Laura Schoch, Vorsitzende der BJV, zeigt sich bestürzt über die
Pläne: "Wir wollen nicht, dass Kinder, die wochenlang auf der Flucht
waren, hier in Österreich von einem Zaun empfangen werden. Wir wollen
sie mit offenen Armen und einem warmen Bett empfangen. Was wir
brauchen sind Zeichen, aber vor allem konkrete Maßnahmen, die unsere
Solidarität mit den Menschen zeigen, die bei uns Schutz suchen.
Anstatt in ‚bauliche Maßnahmen‘ zu investieren, mit denen
offensichtlich durch die Hintertüre ein Zaun aufgestellt werden soll,
könnte endlich für adäquate Betreuung von Schutzsuchenden gesorgt
werden. Immer noch verbringen zahlreiche Menschen die Nächte an den
Grenzübergängen unter freiem Himmel, darunter auch viele Kinder.
Immer noch kümmern sich an Knotenpunkten, wie Bahnhöfen, karitative
Organisationen und hunderte Freiwillige um flüchtende Menschen, und
nicht die Bundesregierung.
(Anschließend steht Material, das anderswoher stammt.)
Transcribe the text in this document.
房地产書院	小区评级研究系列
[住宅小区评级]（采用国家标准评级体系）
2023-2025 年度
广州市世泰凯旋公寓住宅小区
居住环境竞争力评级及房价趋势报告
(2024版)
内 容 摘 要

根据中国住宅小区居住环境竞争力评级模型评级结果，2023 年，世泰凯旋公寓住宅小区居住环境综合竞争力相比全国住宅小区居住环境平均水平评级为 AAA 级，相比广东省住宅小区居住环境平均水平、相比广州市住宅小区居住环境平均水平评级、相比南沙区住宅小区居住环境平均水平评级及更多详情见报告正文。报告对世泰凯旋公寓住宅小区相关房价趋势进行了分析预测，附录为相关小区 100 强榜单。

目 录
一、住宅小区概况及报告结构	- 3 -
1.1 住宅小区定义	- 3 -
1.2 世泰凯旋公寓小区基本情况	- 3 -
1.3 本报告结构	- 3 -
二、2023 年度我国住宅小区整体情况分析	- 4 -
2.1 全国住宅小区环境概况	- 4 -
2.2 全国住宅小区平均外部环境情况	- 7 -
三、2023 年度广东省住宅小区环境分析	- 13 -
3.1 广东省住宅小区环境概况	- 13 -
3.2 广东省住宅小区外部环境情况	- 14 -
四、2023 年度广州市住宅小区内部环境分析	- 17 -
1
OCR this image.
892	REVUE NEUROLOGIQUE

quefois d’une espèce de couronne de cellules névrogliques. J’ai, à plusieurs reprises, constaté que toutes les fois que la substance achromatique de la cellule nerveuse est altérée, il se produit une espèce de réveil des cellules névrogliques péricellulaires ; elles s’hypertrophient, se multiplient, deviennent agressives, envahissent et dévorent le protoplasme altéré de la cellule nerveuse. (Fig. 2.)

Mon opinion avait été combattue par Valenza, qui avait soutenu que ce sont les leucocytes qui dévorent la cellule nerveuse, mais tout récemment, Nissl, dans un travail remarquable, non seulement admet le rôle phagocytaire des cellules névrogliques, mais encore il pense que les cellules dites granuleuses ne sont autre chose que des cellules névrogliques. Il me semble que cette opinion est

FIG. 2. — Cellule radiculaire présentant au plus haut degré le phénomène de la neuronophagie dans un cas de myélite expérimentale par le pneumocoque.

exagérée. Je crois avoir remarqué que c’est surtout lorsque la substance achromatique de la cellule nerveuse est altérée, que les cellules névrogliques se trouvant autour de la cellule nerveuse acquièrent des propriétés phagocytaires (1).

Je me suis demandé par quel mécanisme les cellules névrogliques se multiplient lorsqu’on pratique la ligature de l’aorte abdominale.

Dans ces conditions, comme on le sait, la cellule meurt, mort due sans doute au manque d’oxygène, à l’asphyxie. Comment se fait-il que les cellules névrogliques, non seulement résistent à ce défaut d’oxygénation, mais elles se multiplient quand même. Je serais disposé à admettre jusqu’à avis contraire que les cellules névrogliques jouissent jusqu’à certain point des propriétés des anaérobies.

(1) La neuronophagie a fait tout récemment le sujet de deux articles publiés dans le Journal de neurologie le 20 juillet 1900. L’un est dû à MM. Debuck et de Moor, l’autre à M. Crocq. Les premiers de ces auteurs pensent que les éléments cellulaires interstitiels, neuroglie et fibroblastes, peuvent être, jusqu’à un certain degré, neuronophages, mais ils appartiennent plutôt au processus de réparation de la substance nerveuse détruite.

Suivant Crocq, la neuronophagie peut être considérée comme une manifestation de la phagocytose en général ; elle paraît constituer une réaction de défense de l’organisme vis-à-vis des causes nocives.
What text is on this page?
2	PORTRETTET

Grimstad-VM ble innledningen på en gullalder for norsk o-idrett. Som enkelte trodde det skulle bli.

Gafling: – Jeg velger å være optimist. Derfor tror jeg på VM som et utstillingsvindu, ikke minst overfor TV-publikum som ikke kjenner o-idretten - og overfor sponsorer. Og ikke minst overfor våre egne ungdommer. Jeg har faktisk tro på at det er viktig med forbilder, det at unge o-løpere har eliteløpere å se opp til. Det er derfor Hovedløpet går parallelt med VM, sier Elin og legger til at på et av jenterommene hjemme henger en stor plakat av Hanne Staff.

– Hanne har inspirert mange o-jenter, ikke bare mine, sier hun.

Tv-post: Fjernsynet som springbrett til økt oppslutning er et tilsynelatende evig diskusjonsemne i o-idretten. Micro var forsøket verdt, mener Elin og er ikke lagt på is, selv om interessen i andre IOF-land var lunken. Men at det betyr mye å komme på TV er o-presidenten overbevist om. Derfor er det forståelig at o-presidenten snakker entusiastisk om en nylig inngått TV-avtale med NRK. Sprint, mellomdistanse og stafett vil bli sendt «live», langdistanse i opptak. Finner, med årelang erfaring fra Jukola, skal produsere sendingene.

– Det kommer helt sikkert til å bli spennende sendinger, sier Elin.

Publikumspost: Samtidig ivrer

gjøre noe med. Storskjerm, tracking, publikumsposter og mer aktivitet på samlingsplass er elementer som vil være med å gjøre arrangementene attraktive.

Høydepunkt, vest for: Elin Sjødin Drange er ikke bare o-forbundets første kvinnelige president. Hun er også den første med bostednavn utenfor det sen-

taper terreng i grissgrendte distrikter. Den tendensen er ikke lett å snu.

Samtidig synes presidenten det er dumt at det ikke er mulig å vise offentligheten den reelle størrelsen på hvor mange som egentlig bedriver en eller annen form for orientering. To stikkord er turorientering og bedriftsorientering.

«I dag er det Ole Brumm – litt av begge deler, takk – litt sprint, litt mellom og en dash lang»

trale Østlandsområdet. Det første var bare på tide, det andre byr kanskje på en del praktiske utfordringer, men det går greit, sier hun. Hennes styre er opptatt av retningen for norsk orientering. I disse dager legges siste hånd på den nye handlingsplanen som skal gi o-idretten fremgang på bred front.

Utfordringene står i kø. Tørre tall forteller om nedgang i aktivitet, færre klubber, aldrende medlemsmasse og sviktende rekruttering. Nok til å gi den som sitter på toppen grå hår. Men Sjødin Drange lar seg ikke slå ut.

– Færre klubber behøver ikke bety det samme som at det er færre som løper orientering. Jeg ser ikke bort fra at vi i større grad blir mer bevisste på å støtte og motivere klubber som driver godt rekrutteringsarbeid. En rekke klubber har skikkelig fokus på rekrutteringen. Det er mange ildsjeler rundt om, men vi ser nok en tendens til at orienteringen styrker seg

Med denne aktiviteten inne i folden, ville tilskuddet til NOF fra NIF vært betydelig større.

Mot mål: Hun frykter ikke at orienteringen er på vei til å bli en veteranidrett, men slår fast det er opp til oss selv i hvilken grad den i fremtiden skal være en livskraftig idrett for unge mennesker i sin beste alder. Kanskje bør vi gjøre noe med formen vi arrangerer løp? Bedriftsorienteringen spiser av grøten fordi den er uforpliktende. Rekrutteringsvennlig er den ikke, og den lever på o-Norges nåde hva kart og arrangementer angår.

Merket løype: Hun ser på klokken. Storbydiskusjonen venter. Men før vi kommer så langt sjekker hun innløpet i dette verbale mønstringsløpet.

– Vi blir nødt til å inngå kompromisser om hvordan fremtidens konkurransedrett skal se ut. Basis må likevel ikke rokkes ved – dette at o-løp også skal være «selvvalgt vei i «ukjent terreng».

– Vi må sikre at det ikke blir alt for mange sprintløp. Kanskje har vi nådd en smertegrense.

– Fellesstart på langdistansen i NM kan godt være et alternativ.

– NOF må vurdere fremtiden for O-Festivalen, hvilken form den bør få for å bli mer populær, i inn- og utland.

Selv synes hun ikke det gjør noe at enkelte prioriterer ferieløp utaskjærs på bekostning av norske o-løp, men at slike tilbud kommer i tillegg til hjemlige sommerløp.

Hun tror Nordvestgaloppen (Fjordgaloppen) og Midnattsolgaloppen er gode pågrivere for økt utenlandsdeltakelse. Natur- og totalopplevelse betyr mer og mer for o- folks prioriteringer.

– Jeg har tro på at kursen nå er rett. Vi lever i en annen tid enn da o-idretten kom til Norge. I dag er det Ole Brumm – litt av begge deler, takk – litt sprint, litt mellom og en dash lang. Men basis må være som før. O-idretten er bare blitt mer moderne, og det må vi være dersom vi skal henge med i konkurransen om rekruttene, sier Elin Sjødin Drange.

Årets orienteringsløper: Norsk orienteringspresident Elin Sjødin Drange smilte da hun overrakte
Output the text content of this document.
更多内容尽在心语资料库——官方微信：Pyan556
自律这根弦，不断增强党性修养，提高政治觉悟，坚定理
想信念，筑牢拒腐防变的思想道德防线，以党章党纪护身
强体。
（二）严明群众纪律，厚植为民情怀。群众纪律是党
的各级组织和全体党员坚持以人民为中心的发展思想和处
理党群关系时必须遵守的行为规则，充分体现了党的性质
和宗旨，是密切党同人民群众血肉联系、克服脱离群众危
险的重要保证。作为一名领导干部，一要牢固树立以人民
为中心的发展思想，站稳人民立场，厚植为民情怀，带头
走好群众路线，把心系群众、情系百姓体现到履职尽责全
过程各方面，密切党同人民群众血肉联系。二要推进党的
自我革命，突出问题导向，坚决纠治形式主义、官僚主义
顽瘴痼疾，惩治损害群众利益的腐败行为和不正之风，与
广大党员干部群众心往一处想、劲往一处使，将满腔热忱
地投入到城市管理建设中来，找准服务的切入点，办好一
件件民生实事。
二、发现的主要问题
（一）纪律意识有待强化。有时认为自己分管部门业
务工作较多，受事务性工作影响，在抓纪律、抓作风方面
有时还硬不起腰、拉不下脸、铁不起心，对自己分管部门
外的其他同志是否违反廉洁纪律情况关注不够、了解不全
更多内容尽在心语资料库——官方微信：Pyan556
Seit Monaten wird um den heißen Brei
herumgeredet und herumpolitisiert, anstatt endlich einzuschreiten."
Außerdem weist Schoch darauf hin, dass eine zusätzliche Abschottung
der Grenzen die ohnehin schon unerträgliche Situation der
Schutzsuchenden unnötig verschlimmert: "Anstatt dort anzusetzen, wo
die Hilfe am dringendsten benötigt wird, bei humanen Unterkünften und
menschenwürdiger Versorgung, bei Perspektiven für die zahlreichen
Menschen, die bei uns Schutz suchen, bei einer Verbesserung des
Asylverfahrens, investiert die Regierung ihre Energie lieber in die
Errichtung eines Zaunes. Diese Abgrenzungspolitik treibt die Menschen
nur in noch gefährlichere Fluchtrouten, in noch größere Strapazen, in
noch größere Angst. Unsere Aufgabe als Gesellschaft ist es, das Leid
der Menschen zu verringern und nicht noch zusätzlich zu vergrößern."